• Bill Gates has once said: “Most people overestimate what they can do in one year, and underestimate what they can do in ten years”.
  • On the other hand, Steve Jobs once said: “Everything around you that you call life was made up by people that were no smarter than you. And you can change it, you can influence it”.
Both of these quotes put together must mean that if someone is inspired, has ideas and acts
systematically on those ideas, it must be possible to create a company like Facebook in ten years. But would someone have needed a
PhD in computer science and an MBA from Harvard Business School before starting Facebook? The answer is a simple no! The creator
of Facebook neither had a PhD in computer science, nor had an MBA from Harvard Business School.
Famously, Mark Zuckerberg certainly had a lot of talent, but more than that, he was inspired!
Let us think about some barriers of innovation from three stories.
  1. A wheel was created roughly 5,500 years back, but a wheel was put on a suitcase in about ~ 1970. It turns out we need not have waited for decades to have achieved this.
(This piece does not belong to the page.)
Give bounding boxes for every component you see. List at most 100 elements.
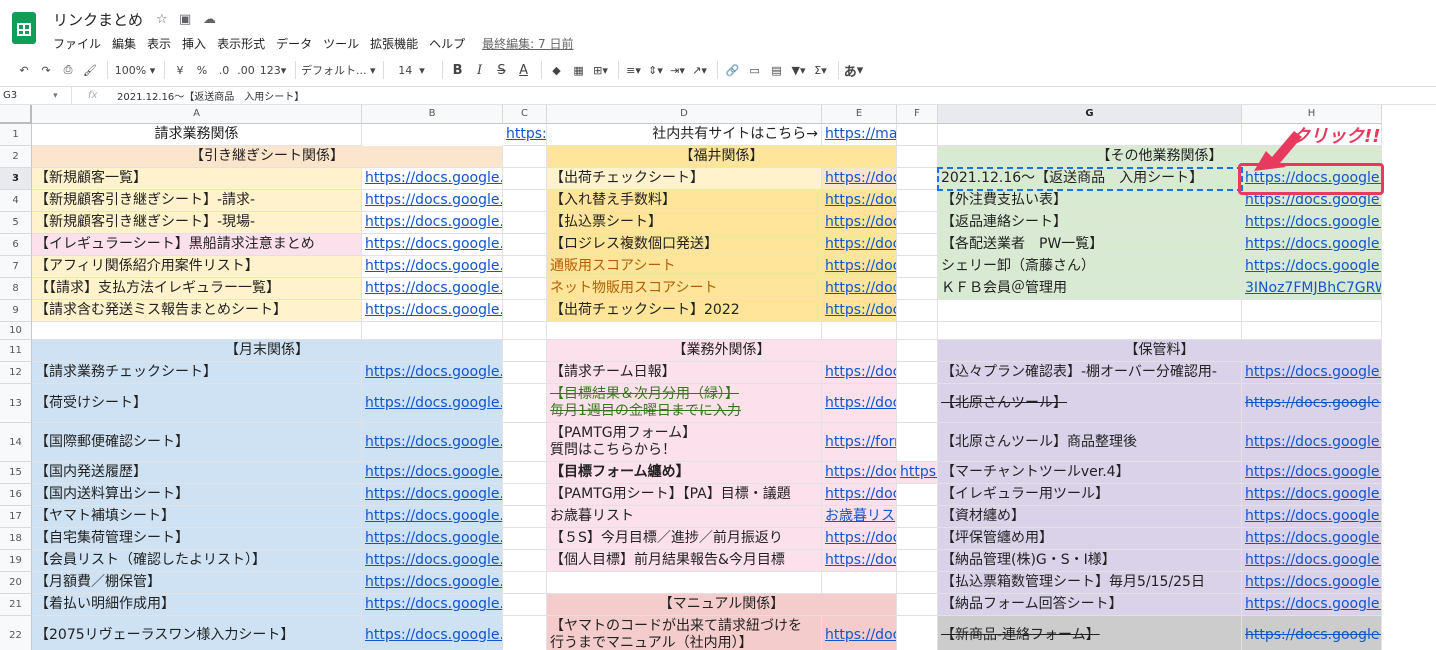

The reason this took so many decades is because whenever someone proposed this idea, others laughed at them. I call this the barrier of laughter.
  2. The first type writer was created in ~ 1868. At that time, the keys were analog, and used to get jammed with each other. The original inventors purposefully made the key arrangement sub-optimum, so that the typists could not type faster than a certain pace. Again this problem created a barrier that the world could not overcome even after digital revolution took place. The keyboard of today is equally sub-optimum as the original keyboard. I call this the barrier of change.
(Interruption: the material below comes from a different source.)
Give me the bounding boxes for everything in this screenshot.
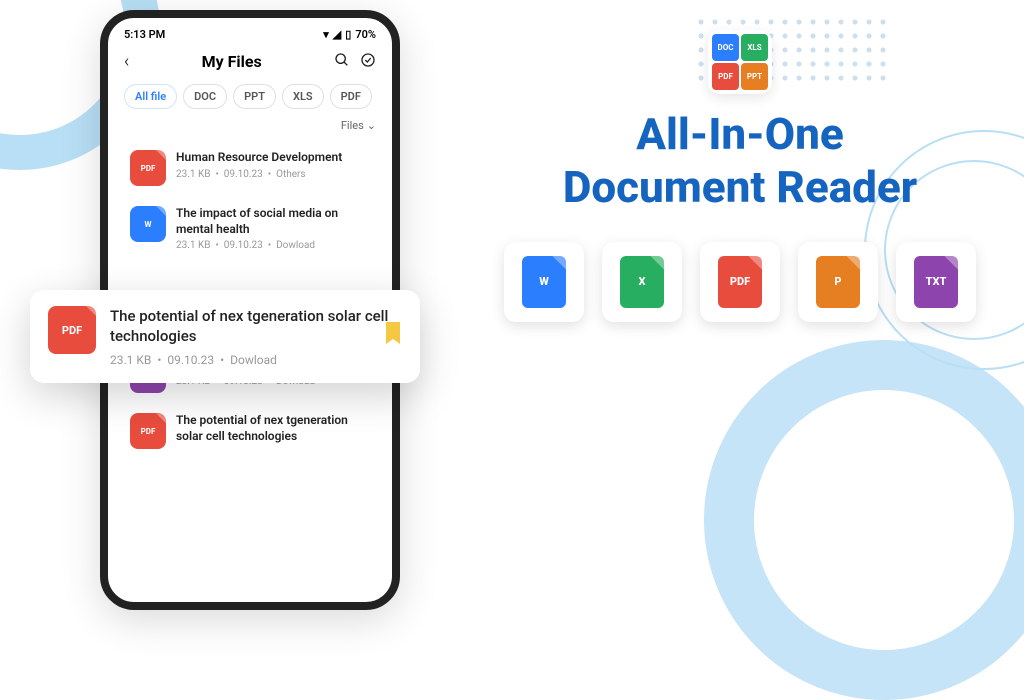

  3. If we look at products and services that we can say changed the world and made people’s lives better, often times we would find, that the innovators were not always the leading scientists in the field. Steve Jobs didn’t have any formal education in electronics. He constantly had to consult Steve Wozniak and inspire him to create quality electronics. I call this the barrier of science.
From all these stories, it is clear that innovation must not be easy at all. It has plenty of barriers – Scientific, social, and even political. All those amazing people and organizations who designed the world changing products did three most important tasks in the process; that is, to ‘THINK’, ‘LEARN’, and ‘ACT’. However, what has to certainly work for all the innovators is inspiration. Steve Jobs was not a scientist, but he was a visionary, a dot connector, an inspirer, and always wanted to bring about a change.
Taking inspiration from what Aaron Patzer said, “I always knew I wanted to be a technologist, so I went to Duke and got a degree in computer science and electrical engineering. Really, I thought my goal in life was to be an inventor, a problem solver, so I thought I needed a Ph.D. to be good at inventions, but it turns out that you don’t.”
I tell myself every day that to be able to innovate, it is far more important to inspire and be inspired, than to be knowledgeable. More often than not, I have found that when I have an idea, I can always hire someone to implement it. And to my surprise, the end product takes roughly half of what I think it would take and usually achieves three times more than what I originally imagine. This is the reason, we all ought to ‘inspire‘! Inspire ourselves, and inspire others.